I’m not going to go to an AA meeting. I don’t think this is something I can’t control, and it’s not something I feel so helpless about that I need to make a complete break from. But I needed to say this to you guys, even if I can’t yet say it to the people I love. And I need to find a way of breaking the dependence. I need to make sure I’m driving home so I can’t drink sometimes. I need to stop myself drinking at home alone.

I just needed to write that all down. 

Oh God.

What strikes me, reading that back, is not the quantities I’m talking about – it’s the fear.  And I did nothing at all about it.

Here is me again, in 2011.

I’m sober at the moment. But I’m sober because I’m pregnant. And even that might not have been enough to do it, but a very handy side-effect of pregnancy, for me, is a total aversion to alcohol.

Being sober is what’s given me the courage to post; I didn’t feel I could post if I didn’t know that I wouldn’t drink that evening. And on any given day, I didn’t know that. Well, I guess I did know; I was pretty much always going to drink. Sometimes I would manage a night alcohol-free, but then I’d tell myself that it proved that I could drink responsibly, and drink the next night. 

It’s very telling what I miss, at the moment. I don’t miss being able to have a small glass of wine at dinner. I miss drinking glass after glass of wine over an evening.  I’m scared that I’ll just go back to it as soon as it tastes good again. I’m very high functioning, and I mostly drink at home, but I know that if I continue, there’ll be a point where the consequences catch up with me.

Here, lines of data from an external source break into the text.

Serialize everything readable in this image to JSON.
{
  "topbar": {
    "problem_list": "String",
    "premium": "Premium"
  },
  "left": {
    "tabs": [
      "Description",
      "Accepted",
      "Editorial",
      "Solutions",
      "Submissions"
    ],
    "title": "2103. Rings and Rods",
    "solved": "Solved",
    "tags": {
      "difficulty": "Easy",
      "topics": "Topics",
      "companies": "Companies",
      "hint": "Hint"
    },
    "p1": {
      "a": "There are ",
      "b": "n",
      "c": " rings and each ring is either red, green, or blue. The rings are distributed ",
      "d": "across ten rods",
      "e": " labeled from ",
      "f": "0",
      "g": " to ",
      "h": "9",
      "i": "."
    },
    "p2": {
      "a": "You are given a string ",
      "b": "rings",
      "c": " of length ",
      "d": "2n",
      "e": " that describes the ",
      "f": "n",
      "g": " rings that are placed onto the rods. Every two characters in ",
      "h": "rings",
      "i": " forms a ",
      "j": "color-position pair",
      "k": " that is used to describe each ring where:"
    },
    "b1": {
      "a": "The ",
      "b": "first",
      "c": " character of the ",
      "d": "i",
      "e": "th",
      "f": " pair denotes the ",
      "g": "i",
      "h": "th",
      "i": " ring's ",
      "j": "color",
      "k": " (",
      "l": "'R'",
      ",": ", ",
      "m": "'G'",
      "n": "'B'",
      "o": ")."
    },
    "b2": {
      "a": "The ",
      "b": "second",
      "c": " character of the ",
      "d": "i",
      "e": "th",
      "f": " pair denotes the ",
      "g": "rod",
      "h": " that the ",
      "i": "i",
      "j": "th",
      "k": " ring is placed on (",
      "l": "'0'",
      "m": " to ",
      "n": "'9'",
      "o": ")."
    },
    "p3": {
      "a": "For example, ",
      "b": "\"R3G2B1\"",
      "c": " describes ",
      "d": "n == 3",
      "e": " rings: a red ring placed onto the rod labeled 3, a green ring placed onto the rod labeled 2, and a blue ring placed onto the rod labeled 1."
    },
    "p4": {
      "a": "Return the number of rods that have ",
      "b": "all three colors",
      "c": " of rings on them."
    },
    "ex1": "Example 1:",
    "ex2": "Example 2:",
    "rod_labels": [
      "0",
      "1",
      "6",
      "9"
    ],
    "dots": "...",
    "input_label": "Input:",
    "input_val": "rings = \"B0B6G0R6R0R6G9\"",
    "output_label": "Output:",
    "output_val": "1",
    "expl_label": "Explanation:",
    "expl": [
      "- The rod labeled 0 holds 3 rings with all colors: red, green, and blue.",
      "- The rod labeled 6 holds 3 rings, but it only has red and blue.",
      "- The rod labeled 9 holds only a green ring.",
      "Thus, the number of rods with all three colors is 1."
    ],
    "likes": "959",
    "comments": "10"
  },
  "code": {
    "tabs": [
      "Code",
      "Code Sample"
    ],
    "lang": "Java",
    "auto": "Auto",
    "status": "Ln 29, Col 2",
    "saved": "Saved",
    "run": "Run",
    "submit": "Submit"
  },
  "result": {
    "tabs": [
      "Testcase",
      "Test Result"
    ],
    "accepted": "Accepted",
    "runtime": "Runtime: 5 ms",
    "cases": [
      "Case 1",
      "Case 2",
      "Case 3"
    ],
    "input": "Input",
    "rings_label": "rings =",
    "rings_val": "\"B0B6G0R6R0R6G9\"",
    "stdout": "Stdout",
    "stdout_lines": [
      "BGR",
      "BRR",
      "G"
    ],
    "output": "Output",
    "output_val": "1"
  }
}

My plan, when I posted that, was to use the pregnancy as a chance to break the habit and any physical addiction, and then stay sober.  In fact, I had been so out of control in the year before that pregnancy that I looked upon it as a chance at rescue.  I knew I needed to stop, I knew I’d be able to stop when I got pregnant, I was impatient for the pregnancy to happen because I needed the cut-off point.  I didn’t think I could quit ‘on my own’.

And then I had Little Girl, and my drinking went straight back to where it had been, and worse.

Those are only the quotes that I have in writing, and that I could find easily.  There is the collection of alcoholic memoirs, which date back to at least 2009 and attest to the fact that I have known, for a long time, that there is something wrong.  There is also an initial attempt at a sobriety blog at the end of 2010, which lasted three days before I drank and then deleted it.  There is my attempt at Dry July, also in 2010, which lasted two days. There’s the long, terrified email that I sent to a sober friend, back in 2012 when I was very, very drunk, basically pleading for her to tell me what to do to make it stop.

I’ve posted before that I knew I was an alcoholic before I quit, and that the realisation wasn’t a blinding moment of salvation, but rather an another excuse to drink (‘I’m an alcoholic!  Of course I can’t stay sober!”).  I don’t know that I’ve ever posted about all the times that I looked into my life, felt terror, and reached for the wine glass.

Sobriety is easy.  There’s nothing easier in the world than living without alcohol.

But quitting was so fucking hard that it took me almost a decade to do it.